Dementia 'not the epidemic it was predicted to be'
Scientists have discovered signs that the number of people with diseases like Alzheimer's is stabilising
Predictions of a global dementia epidemic may have been exaggerated, with levels of the disease stable or even declining, scientists have revealed.
Researchers from the University of Cambridge reviewed five studies in the UK, Sweden, Spain and the Netherlands between 2007 and 2013, using consistent research methods and diagnostic criteria.
They found the number of people with dementia is about the same as it was two decades ago, despite sustained population ageing. During the nineties, it was predicted that 8.3 per cent of over-65s would now have dementia, but the number stands at just 6.5 per cent.
"Our evidence suggests a relatively optimistic picture," said Carol Brayne, lead researcher and professor of public health medicine at Cambridge Institute of Public Health.
Charities have welcomed the findings but warned against complacency.

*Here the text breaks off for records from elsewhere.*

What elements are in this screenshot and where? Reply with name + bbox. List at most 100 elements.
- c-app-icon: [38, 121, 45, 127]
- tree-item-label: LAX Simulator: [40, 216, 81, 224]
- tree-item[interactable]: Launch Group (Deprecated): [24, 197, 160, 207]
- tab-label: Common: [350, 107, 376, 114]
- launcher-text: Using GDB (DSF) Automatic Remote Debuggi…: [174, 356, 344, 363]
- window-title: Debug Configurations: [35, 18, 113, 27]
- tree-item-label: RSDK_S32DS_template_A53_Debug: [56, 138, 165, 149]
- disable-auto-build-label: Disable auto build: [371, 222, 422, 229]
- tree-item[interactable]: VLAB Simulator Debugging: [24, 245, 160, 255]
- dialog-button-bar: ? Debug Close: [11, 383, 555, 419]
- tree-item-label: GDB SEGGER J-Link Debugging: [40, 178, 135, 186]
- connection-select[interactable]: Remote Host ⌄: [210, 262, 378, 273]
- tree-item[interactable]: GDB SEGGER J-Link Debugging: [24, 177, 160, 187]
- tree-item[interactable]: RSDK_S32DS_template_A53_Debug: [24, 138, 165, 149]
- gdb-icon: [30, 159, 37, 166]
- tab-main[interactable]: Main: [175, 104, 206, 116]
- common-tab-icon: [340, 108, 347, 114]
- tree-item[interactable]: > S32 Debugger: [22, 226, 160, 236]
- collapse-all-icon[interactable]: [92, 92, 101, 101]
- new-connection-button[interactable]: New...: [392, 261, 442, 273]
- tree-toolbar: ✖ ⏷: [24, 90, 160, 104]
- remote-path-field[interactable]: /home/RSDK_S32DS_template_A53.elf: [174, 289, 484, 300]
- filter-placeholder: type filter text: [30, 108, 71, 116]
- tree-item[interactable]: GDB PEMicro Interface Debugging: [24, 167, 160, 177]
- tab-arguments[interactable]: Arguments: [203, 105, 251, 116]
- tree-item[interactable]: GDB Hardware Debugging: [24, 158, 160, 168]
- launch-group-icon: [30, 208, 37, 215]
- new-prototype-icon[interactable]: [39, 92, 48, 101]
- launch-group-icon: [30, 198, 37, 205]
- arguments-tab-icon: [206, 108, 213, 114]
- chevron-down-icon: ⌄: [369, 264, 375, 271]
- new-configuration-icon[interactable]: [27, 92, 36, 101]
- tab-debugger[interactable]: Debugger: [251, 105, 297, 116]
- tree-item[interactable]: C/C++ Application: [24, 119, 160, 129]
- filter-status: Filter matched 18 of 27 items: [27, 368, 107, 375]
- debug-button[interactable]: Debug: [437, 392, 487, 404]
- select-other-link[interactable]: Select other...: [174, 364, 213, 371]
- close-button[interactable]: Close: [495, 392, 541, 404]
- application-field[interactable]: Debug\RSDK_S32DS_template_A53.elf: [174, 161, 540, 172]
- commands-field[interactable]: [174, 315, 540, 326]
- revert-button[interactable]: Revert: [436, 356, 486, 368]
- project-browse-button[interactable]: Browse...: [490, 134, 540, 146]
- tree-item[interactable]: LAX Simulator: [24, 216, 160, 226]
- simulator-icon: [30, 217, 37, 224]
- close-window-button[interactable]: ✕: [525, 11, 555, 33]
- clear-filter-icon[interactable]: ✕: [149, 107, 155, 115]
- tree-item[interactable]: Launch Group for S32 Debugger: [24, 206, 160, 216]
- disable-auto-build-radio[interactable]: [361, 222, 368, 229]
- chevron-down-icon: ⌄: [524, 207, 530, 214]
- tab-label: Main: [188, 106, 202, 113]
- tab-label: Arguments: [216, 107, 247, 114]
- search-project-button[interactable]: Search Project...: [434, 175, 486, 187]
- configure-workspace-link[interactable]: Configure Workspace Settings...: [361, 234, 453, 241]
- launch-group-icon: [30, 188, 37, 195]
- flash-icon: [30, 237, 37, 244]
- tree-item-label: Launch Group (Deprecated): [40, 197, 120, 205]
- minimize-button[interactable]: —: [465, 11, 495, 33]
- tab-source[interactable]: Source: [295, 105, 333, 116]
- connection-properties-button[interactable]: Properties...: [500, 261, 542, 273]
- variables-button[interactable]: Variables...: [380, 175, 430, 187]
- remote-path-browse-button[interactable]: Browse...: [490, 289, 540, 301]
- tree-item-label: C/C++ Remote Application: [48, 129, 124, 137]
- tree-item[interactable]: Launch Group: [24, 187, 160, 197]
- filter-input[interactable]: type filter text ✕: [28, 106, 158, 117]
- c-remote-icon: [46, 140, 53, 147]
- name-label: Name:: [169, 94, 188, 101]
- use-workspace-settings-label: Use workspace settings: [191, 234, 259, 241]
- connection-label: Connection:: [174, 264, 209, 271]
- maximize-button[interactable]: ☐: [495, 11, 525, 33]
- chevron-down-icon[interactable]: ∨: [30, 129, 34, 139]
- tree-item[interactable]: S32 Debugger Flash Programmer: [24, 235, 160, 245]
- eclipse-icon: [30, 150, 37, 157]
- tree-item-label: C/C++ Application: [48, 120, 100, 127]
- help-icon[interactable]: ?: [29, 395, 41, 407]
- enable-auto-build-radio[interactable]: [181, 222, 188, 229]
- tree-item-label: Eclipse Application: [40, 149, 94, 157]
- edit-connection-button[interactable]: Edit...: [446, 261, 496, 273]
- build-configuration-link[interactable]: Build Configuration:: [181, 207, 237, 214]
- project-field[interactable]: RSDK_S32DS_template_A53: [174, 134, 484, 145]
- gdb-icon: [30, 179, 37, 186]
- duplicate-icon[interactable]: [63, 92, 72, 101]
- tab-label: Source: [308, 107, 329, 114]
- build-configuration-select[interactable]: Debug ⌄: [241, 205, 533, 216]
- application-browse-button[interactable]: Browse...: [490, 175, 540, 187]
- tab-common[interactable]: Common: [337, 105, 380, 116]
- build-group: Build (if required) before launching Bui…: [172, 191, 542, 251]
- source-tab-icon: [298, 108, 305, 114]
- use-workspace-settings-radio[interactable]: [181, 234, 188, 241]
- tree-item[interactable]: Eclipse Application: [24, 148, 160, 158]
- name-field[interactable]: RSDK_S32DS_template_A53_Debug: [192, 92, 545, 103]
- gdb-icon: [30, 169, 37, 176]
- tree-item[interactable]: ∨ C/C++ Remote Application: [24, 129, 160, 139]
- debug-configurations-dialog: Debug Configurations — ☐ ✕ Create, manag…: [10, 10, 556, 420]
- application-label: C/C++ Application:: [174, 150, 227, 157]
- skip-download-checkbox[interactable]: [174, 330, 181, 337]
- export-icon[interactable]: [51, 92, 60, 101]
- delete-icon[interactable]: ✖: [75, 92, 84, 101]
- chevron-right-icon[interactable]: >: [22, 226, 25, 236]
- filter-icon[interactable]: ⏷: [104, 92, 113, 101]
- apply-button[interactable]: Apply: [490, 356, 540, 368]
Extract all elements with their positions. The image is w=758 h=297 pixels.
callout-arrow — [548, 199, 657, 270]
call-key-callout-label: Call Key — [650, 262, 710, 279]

Jeremy Hughes, chief executive of the Alzheimer's Society said that although the percentage of people in specific age groups could be falling, the overall number of people with dementia is still set to increase as more people live into their 80s and 90s.
"With no cure, few effective treatments and an economic impact exceeding that of cancer or heart disease, dementia remains the most critical health and social care challenge facing the UK," he told The Guardian.
There are widespread fears that dementia levels will soar as life expectancy grows, with Prime Minister David Cameron calling it one of the "greatest enemies of humanity". But scientists say these predictions were based on research that was carried out more than 20 years ago.
The apparent decline in numbers in the UK has coincided with an overall improvement in people's lifestyle, education and living standards.
"How to reconcile this relatively optimistic picture with what looks like panic on the part of governments, charities and the mainstream media?" Brayne and fellow Cambridge researcher Yu-Tzu Wu ask in The Conversation.
It comes down to the complexities involved in diagnosing the disease and changes in diagnostic criteria, they say. "The worsening epidemic message also fits well with consumer psychology and the recent history of over-medicalisation: fear, demand for a solution, and salvation."
Major healthcare and pharmaceutical companies stand to make a large profit from the disease. "It makes sense for them to play up the possibility of avoiding conditions associated with ageing."